Un alegre asombro reflejóse en su rostro, estremeciéndose para no estallar de risa, y preguntó:
—Pero ¿por qué?
—Porque vivo en el siglo XX —le dije.
—Bueno —acordó—, apagaré el videógrafo; aunque seguiremos observando sus procesos orgánicos internos.
—Bien —le dije—. Aunque eres la séptima eres inteligente.
No comprendió esta última frase y le hice un gesto indiferente con la mano. Por lo visto, no había leído a Chéjov, o quizá lo leyó; pero olvidó esta frase. Desapareció junto con la pared y entró en la habitación algo parecido a un radiador hecho de tubos rectangulares entrelazados Este «algo» resultó ser un guardarropa corriente donde había sido colocada mi supuesta ropa. Elegí unos pantalones estrechos, blancos, fijados en los ruedos como los de nuestros gimnastas, y un suéter similar. En la pantalla cristalina se reflejó una figura parecida a la mía, más respetable y agradable a la vista. ¡Cómo iba a saludar a la gente del siglo XXI en ropa de cama! Me di vuelta al escuchar un ruido a mi espalda como si alguien anduviese en puntillas.
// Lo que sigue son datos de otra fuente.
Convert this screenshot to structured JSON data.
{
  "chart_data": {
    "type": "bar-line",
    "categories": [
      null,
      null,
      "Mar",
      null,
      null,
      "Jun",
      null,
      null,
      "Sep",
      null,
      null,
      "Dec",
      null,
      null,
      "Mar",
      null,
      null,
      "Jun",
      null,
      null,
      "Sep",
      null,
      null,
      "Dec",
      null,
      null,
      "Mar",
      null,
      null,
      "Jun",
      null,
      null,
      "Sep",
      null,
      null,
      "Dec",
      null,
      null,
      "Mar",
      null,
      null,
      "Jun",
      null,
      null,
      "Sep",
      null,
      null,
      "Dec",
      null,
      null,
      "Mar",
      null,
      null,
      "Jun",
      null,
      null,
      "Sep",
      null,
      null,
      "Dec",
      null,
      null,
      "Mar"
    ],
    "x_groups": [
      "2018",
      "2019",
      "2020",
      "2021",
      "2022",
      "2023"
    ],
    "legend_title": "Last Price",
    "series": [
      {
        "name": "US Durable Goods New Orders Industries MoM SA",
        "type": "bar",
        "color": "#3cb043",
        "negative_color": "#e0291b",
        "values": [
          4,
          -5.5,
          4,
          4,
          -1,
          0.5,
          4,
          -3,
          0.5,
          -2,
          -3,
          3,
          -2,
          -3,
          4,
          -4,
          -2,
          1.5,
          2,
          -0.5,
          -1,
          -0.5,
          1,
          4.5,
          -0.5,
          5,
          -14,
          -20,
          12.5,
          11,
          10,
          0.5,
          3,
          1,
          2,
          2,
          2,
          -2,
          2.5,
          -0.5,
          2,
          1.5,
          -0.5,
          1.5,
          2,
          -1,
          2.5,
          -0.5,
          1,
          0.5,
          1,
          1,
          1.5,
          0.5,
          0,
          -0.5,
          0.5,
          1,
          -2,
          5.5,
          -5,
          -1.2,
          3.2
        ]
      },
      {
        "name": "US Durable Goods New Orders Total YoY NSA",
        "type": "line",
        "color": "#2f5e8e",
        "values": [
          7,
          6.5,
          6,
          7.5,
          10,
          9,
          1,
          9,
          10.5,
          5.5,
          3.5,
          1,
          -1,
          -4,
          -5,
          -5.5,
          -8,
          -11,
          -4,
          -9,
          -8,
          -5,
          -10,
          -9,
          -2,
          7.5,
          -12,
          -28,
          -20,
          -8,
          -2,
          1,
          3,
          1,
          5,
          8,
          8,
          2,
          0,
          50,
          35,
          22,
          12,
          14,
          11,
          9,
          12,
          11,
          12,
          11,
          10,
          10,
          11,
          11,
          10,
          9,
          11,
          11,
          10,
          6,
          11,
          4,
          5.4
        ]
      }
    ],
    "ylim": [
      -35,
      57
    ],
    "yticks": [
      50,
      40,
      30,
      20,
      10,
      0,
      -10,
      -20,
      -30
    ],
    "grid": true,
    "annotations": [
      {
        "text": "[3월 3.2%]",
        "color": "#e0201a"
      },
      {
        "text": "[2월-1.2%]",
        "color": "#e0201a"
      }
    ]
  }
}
Lo que vi, era algo muy diferente a un hombre; era una caja fuerte o una heladera que había entrado misteriosamente en la habitación ocupando el lugar del desaparecido guardarropa. Al entrar, quedó inmóvil, haciendo pestañear su ojo verde indicador.
—Qué interesante —dije en voz alta—, quizás éste sea mi «historiador mecánico».
El ojo verde se puso rojo.
—Sí, soy yo. Abreviado es Himec-12 —pronunció la caja fuerte con voz privada de entonación—. Le escucho.